Issue 1: Contested Items were sold ‘in the ordinary course of the seller’s business of selling personal property of that kind’
The central issue was whether RBP could establish that the Contested Items were sold ‘in the ordinary course of the seller’s business of selling personal property of that kind’ within the meaning of section 46(1) of the PPSA. The Court identified several factors favouring RBP’s position, including:
- There was evidence that POE had sold plant and equipment in the course of its business regularly up to 2019, and the Court observed that it was scarcely surprising that an earthmoving company would do so.
- There was evidence that the equipment was sold at market value based on a valuation from ‘Grays’, though the administrator’s report stated the market value was higher than the sale price which is an issue for resolution at trial.
- The Court noted authority for the proposition that a sale to a related entity is not necessarily outside the ordinary course of business, though it may attract greater scrutiny.
- POE did not sell all its equipment in the transaction.
- A number of the key allegations relied upon by IEM, including that the sale brought an end to POE’s business, that the sale was made when POE was likely insolvent, and that POE intended to defeat the security interest, were not pleaded in the statement of claim, and the Court observed that an applicant for summary judgment is ordinarily confined to its pleaded case.
- IEM’s allegation that the transaction was unduly favourable to RBP was also problematic on summary determination. The allegations regarding the interest rate, immediate transfer of title and payment plan were not particularised, and the Court was not taken to any evidence that made them out.
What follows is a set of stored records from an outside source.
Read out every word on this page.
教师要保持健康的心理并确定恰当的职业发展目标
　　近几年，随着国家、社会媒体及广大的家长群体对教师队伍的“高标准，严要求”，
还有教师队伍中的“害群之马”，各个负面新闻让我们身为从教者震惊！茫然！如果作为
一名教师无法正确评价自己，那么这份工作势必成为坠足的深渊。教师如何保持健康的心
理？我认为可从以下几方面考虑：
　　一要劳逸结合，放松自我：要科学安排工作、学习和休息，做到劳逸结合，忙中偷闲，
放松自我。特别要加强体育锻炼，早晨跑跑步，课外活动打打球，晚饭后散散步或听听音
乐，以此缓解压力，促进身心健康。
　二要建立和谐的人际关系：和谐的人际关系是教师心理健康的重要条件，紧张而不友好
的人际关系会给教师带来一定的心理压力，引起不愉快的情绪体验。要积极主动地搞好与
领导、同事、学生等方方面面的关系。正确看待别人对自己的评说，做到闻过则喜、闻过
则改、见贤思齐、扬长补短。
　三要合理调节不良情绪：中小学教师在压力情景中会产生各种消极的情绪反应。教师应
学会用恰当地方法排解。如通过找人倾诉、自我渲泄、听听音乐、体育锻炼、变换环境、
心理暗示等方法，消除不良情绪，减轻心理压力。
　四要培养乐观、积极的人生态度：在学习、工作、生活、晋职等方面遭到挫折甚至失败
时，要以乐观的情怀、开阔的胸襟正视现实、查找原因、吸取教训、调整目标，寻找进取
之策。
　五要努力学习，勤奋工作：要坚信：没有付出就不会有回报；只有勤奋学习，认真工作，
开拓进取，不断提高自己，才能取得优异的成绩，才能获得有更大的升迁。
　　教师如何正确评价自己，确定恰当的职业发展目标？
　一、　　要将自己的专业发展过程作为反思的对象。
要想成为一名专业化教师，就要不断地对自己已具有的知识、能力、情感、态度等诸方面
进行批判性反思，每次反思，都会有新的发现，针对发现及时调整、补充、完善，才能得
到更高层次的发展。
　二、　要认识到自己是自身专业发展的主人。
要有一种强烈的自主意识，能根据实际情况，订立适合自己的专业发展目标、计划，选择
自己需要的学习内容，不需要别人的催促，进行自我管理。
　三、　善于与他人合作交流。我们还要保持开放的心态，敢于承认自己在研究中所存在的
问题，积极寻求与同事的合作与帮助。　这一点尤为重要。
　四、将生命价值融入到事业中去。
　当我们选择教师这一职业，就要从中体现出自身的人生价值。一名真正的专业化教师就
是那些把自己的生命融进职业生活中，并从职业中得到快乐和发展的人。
The Court was not sufficiently confident that the sale terminated POE’s business, which was necessary to conclude that RBP had no real prospect of establishing the ordinary course of business defence. IEM submitted that it was plainly a breach of the security agreement for POE to sell the Contested Items with the intention of defeating the security interest. The Court identified two problems with that submission: first, neither the implied term nor the alleged intention was pleaded; and second, having found that RBP had a real prospect of establishing the sale was in the ordinary course of business, the Court did not find that the sale breached the security agreement.
The Court also considered whether the exception in section 46(2)(b) of the PPSA applied, which provides that the ordinary course of business defence does not apply if the buyer had actual knowledge that the sale constituted a breach of the security agreement. While RBP conceded that Mr Perry knew of the security provisions in the Acknowledgement and the PPSR security, the Court noted that whether a particular sale constitutes a breach of a security agreement is ultimately a question of law, and that a person cannot actually know that a sale constitutes a breach prior to authoritative determination by a Court.
Issue 2: Financial stress
On the question of financial stress, the Court found that RBP had no real prospect of avoiding a finding that the board of POE (of which Mr Perry was a member) resolved on 28 August 2024 that POE was or was likely to become insolvent. However, the Court was not prepared to infer on a summary basis that POE was under financial stress and likely insolvent on 23 August 2024 simply from the appointment of the administrator five days later. The resolution recited that the company was ‘likely to become insolvent at some future time’, which did not compel the conclusion that the company was under financial stress at the time of the Sale Agreement. While both propositions, that the Sale Agreement occurred at a time of financial stress and would not have been entered into but for that stress, seemed likely to be established at trial, that was not the test on a summary judgment application.